Esa cuarta realidad existe—decía el autor—. Ya lo he comprobado. Fue muy difícil encontrar la fórmula porque las variantes eran muchas y no había modo de comprobar los resultados. Tuve que crear otros conceptos, alejarme de la tradicional descripción  del mundo. Recopilé las experiencias de mis antecesores. Leí y releí sus diarios. Hice una estadística de sus emociones y reacciones a ciertas condiciones emocionales. Ese trabajo me llevó diez años, pero al final se prendió la chispa. Descubrí que la intensidad del sueño era proporcional al deseo, pero tenía que adecuarse a una frecuencia onírica. Había cientos de ellas y en una noche no se repetían. El factor tiempo era primordial. Un rezago de algunos segundos impedía la unión. Al principio me vi perdido en un bosque de hojas volando por el viento, parecía una tormenta silenciosa y algunas veces eran filos metálicos. Producían dolor o cortes, pero aprendí a esquivarlas. Luego hubo una primera conexión. Era verdad que esas ondas actuaban como el efecto de los imanes, era muy tenue la reacción, pero aprendí a distinguirlas y luego el sentido común me orientó. En una ocasión calculé la hora, la intensidad, la velocidad y la energía de un sueño que había visto en tres ocasiones. Hice todo de la forma correcta y me traslapé. Fue una sensación placentera, tibia, era como nadar en una inexistente agua termal. Llegué hasta ese sitio y la vi por primera vez. Parecía muy cansada, cada vez que se apoyaba sobre su hombro derecho hacía una mueca. Me acerqué y vi que sus párpados eran intermitentes, estaba buscando algo, pero no podía hallarlo, supe de inmediato que se encontraba en medio de la tormenta, llena de dudas y padeciendo los cortes de la hojarasca. Tenía poca experiencia, era una novata completa. Me decidí a ayudarla. Conservé las imágenes y me retiré. Los días siguientes estuve aproximándome a ella, guiándola por el oscuro camino que tenía al frente. Poco a poco, comenzó a distinguir las emociones, el paso se le aligeró y comenzó a buscar con más confianza. Era una total inexperta en la pesca de ondas, sin embargo, la intuición la hacía voltear al notar una ola adecuada.
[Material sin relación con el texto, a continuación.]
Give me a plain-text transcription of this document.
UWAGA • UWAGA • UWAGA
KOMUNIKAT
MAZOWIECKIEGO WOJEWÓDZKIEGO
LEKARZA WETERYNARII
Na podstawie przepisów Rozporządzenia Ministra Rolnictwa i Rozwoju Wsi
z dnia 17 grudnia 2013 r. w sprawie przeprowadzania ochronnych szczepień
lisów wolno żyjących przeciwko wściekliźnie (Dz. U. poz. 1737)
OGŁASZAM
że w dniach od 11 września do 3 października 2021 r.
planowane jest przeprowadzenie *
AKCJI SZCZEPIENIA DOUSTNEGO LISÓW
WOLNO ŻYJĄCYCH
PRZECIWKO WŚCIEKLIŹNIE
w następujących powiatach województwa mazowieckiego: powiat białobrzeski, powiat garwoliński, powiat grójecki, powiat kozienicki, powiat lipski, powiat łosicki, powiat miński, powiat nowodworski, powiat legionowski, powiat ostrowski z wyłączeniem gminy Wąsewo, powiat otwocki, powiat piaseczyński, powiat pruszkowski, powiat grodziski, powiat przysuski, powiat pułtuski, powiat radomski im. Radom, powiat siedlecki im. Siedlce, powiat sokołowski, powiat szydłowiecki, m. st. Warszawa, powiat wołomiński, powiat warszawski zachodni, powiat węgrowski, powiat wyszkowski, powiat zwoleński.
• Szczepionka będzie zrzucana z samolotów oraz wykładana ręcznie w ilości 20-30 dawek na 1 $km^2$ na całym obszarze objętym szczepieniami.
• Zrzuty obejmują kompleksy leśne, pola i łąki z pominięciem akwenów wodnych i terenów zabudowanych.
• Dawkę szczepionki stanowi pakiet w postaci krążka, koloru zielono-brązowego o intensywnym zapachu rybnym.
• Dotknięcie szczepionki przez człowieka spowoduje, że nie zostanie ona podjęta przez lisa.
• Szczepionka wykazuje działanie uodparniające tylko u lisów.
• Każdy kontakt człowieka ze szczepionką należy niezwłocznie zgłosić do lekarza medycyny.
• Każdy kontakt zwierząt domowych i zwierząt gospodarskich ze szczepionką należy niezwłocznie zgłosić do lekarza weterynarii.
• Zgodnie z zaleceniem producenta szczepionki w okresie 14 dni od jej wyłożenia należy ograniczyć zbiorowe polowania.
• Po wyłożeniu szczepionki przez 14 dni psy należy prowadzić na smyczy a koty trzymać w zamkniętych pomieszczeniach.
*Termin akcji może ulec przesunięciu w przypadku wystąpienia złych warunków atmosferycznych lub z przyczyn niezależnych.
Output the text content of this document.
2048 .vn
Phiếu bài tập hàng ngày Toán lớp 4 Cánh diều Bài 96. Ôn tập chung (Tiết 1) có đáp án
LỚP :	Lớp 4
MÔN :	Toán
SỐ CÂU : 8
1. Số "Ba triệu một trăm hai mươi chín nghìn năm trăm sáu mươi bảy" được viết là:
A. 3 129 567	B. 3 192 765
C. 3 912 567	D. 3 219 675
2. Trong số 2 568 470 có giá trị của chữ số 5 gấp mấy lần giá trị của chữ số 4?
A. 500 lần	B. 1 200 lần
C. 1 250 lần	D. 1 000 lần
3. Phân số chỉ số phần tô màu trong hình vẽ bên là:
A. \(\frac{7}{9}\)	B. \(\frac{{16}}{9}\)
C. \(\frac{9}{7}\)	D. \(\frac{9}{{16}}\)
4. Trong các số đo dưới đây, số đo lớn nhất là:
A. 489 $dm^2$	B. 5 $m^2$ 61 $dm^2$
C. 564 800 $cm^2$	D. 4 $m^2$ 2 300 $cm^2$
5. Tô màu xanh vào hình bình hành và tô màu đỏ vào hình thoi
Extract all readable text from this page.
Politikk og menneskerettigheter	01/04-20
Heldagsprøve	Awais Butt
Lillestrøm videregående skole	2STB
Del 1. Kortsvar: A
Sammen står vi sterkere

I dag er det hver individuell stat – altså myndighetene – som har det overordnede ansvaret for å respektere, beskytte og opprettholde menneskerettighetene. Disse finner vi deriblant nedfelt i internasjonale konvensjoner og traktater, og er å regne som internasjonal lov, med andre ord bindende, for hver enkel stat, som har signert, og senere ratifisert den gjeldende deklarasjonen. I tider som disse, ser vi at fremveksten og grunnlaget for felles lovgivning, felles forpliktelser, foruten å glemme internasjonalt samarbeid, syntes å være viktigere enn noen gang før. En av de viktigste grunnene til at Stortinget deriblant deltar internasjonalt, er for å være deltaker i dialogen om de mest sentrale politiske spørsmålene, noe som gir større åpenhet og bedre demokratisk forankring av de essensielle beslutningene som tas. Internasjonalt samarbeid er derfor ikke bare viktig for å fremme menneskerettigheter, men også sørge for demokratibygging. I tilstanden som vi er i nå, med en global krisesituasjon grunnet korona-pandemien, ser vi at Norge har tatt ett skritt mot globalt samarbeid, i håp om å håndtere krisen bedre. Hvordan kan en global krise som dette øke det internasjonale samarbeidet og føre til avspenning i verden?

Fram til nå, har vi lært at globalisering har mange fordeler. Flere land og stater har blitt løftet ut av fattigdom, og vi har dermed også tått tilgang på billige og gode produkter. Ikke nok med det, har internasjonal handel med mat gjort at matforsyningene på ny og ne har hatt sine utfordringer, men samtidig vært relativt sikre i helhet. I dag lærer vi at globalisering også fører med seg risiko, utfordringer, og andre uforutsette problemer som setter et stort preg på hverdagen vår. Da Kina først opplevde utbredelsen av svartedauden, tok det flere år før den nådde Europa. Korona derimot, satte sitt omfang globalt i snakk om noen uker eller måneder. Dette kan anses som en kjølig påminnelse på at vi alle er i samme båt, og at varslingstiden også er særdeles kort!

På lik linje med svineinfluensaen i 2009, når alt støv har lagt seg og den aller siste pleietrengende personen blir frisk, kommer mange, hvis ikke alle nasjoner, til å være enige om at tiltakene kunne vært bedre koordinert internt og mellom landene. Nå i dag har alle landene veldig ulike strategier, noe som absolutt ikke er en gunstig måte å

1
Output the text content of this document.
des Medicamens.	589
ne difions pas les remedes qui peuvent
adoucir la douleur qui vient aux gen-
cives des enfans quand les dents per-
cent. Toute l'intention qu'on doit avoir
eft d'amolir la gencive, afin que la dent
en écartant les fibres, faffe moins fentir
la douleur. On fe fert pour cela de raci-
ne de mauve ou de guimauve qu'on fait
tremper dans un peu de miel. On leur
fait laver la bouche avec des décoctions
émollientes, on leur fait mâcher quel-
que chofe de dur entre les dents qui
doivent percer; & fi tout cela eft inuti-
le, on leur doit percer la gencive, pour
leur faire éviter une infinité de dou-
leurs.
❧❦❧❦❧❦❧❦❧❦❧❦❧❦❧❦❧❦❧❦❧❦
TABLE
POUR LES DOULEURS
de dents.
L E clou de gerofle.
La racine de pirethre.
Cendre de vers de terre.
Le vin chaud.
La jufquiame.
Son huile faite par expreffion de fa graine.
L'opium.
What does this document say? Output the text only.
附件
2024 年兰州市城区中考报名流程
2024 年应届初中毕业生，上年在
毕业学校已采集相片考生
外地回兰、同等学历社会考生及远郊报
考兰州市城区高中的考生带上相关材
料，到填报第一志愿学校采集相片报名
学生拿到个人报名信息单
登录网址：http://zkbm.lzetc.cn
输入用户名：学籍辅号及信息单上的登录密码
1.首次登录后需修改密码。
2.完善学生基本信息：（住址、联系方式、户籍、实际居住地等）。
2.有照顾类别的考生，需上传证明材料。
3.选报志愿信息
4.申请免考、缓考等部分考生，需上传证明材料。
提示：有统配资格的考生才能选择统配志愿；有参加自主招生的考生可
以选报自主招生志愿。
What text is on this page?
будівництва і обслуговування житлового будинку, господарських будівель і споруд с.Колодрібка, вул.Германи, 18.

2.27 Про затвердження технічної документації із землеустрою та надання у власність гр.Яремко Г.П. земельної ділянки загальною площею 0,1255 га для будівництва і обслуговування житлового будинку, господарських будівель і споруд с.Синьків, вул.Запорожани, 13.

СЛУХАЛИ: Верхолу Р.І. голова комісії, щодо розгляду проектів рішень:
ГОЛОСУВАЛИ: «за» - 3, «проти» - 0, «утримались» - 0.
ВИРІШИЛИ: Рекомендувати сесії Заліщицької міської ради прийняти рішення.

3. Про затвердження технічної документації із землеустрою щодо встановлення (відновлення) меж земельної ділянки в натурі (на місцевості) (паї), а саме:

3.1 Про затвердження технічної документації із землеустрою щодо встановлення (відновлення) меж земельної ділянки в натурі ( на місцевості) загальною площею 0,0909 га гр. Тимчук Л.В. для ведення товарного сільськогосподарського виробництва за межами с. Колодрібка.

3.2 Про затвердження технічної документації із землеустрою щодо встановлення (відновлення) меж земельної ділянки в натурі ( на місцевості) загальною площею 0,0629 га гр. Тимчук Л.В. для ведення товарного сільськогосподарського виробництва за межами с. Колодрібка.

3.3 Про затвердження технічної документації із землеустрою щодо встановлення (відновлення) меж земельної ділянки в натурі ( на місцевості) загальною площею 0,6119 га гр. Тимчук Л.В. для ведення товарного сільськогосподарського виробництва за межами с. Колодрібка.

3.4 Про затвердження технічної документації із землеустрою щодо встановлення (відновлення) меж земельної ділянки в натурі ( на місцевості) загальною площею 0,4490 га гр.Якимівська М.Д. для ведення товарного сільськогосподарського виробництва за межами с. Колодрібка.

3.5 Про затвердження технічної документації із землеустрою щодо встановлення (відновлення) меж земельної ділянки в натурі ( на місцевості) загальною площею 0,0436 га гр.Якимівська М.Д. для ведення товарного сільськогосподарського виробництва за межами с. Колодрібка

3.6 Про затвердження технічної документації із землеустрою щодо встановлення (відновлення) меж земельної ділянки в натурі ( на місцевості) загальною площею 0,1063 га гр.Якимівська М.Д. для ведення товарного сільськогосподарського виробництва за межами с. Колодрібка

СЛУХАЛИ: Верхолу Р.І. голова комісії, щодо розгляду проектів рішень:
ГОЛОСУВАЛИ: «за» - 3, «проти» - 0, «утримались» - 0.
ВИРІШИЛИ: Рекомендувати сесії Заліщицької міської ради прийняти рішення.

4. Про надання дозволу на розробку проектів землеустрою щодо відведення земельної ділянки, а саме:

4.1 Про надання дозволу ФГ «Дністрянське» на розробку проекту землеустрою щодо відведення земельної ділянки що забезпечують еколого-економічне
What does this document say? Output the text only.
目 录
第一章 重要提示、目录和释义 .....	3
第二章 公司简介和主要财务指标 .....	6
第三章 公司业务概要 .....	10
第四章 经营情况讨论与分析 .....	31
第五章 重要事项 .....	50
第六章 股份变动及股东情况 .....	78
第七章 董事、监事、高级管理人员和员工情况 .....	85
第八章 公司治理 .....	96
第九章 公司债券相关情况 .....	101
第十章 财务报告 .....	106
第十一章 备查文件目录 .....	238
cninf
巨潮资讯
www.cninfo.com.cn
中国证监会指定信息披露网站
Así fue como llegó al canal exacto. Le produjo dudas e inestabilidad. Mucho tiempo estuvo inmóvil apreciando los fenómenos que ocurrían frente a sus ojos. Finalmente, decidió levantarse y actuar.

Se acostó bajo las condiciones normales de presión y temperatura astral y cerró los ojos. Ya no tembló cuando su piel se hizo blanca como la leche, dejó que su mirada saliera a su interior y me vio detrás, abrazándola. Hizo preguntas y comprendió que sólo ella tenía las respuestas, así que apuntó todo en la memoria y esperó a que me fuera. Los encuentros se fueron repitiendo todas las noches. Se habituó a mi presencia. Podía leer en mis labios lo que no oía. Se habituó al descanso, a los viajes fantásticos que realizábamos. Cada vez se hacía más confiada y llegó a dominar pronto el arte del cálculo preciso. No le costaba mucho saber en qué momento sucedería la transformación y la recibía con una sonrisa. Hoy será su examen final. Vendrá a mi cuarto y me encontrará despierto envuelto en mi bata. Verá cómo me molesta la comezón y, después de leer, se meterá en la cama bajo mis brazos. Sabe que sólo ella podrá continuar la historia. Debería estar sorprendida y arrojar estos escritos a la basura, pero decide no hacerlo. Se queda parada pensando un poco y pone el libro sobre la mesilla. Lo deja abierto en la primera frase del capítulo segundo. Se acuesta desnuda, coge mis manos y se las coloca en las caderas, siente mi cuerpo adherirse a ella. Cierra los ojos y mira hacia atrás. Sonríe y ella misma cuenta mis canas, dice el número exacto de arrugas y me pide que me levante. Salgo de la cama, camino despacio como si el suelo no existiera y ella  vuelve a su habitación.